Job Results and Record Details
Now that you’ve run a Job, this section covers how to interpret Job results and, if necessary, the details of any Record. This is one of the longer sections because the data provided for Jobs and Records is complex.
Viewing Job Results
At the very top of a Job Details page, is a visual representation of that Job’s “lineage,” displaying all of the other Jobs in Combine that relate to the one you’re viewing:
Visual representation and table at the top of a Job Details page |
Immediately to the right of the Job’s name at the top left you will find a pen-shaped icon, which is a button that can be toggled in order to view notes for that Job. The notes can also be seen on the Record Group’s Jobs table.

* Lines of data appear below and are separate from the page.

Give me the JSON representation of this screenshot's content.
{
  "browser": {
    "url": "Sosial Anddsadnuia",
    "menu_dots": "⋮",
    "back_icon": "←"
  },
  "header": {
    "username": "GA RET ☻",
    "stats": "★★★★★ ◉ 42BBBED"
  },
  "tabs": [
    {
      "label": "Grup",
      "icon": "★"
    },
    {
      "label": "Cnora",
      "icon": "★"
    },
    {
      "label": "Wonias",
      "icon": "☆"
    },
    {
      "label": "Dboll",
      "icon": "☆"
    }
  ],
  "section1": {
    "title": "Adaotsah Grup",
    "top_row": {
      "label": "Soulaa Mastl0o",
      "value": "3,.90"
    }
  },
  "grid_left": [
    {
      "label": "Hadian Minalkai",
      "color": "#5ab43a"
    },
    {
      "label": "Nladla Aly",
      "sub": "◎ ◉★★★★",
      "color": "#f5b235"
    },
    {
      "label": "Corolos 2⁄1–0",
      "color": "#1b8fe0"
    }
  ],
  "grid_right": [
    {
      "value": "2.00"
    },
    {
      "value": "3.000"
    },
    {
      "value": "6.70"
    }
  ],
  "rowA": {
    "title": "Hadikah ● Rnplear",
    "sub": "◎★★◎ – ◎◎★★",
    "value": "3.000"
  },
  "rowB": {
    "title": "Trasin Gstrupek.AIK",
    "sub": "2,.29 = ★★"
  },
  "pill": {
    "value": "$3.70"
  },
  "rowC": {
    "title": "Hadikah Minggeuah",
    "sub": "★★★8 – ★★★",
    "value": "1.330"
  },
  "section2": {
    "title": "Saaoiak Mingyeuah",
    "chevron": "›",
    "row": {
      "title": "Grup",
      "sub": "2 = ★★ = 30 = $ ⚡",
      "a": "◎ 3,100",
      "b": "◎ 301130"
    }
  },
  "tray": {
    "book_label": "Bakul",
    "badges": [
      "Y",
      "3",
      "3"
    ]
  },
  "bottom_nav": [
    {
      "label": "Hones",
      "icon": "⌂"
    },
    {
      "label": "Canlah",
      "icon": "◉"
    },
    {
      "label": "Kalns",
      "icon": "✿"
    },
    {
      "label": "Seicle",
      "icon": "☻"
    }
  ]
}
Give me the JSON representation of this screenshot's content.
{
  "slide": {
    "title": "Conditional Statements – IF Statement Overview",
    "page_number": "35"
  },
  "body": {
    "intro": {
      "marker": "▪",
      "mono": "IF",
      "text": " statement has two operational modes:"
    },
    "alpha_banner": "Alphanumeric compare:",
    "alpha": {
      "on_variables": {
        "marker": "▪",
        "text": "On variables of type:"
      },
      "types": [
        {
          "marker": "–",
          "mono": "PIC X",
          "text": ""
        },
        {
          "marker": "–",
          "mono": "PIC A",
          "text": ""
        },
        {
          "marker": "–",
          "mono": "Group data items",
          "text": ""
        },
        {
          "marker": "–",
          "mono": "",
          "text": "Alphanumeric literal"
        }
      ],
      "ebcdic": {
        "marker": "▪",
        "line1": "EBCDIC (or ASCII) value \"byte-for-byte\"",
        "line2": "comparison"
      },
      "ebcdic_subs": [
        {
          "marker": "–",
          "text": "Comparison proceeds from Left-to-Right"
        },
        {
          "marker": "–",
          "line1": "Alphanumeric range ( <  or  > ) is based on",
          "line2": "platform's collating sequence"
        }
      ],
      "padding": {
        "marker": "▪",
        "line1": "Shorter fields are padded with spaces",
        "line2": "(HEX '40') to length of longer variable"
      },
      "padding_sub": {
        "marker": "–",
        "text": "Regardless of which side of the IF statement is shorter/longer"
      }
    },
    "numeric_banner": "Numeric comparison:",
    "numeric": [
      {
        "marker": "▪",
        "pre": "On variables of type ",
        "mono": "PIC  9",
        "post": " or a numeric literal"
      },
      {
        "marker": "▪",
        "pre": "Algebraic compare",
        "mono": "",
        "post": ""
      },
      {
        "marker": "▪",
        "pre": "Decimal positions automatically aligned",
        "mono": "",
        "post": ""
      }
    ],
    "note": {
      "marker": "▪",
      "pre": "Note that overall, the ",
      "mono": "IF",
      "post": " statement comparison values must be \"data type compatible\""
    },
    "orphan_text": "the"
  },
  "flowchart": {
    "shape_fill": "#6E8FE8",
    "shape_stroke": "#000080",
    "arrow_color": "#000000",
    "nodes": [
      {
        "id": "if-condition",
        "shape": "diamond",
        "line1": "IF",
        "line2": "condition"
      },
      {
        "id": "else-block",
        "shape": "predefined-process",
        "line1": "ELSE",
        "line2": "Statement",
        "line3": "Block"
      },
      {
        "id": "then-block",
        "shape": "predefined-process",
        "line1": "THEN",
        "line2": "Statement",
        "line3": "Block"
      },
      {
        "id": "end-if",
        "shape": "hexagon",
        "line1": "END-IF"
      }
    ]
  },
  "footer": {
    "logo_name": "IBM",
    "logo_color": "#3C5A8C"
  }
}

The following tabs organize the various parts of the Job Details page:
- Records
- Mapped Fields
- Manage
- Publish
- Input Jobs
- Validation
- Job Type Details (Harvest, Transform, Merge)
- Export
- Job Parameters
- Spark Details
Records
Table displaying all the Records in a Job |
This table shows all of Records in this Job. It is sortable and searchable in selected fields:
- DB ID - a Record’s ObjectID in MongoDB
- Combine ID - identifier assigned to Record on creation, sticks with Record through all stages and Jobs
- Record ID - a Record identifier that is acquired, or created, when the Record is created. Used for publishing downstream. This may be modified across Jobs, unlike the Combine ID.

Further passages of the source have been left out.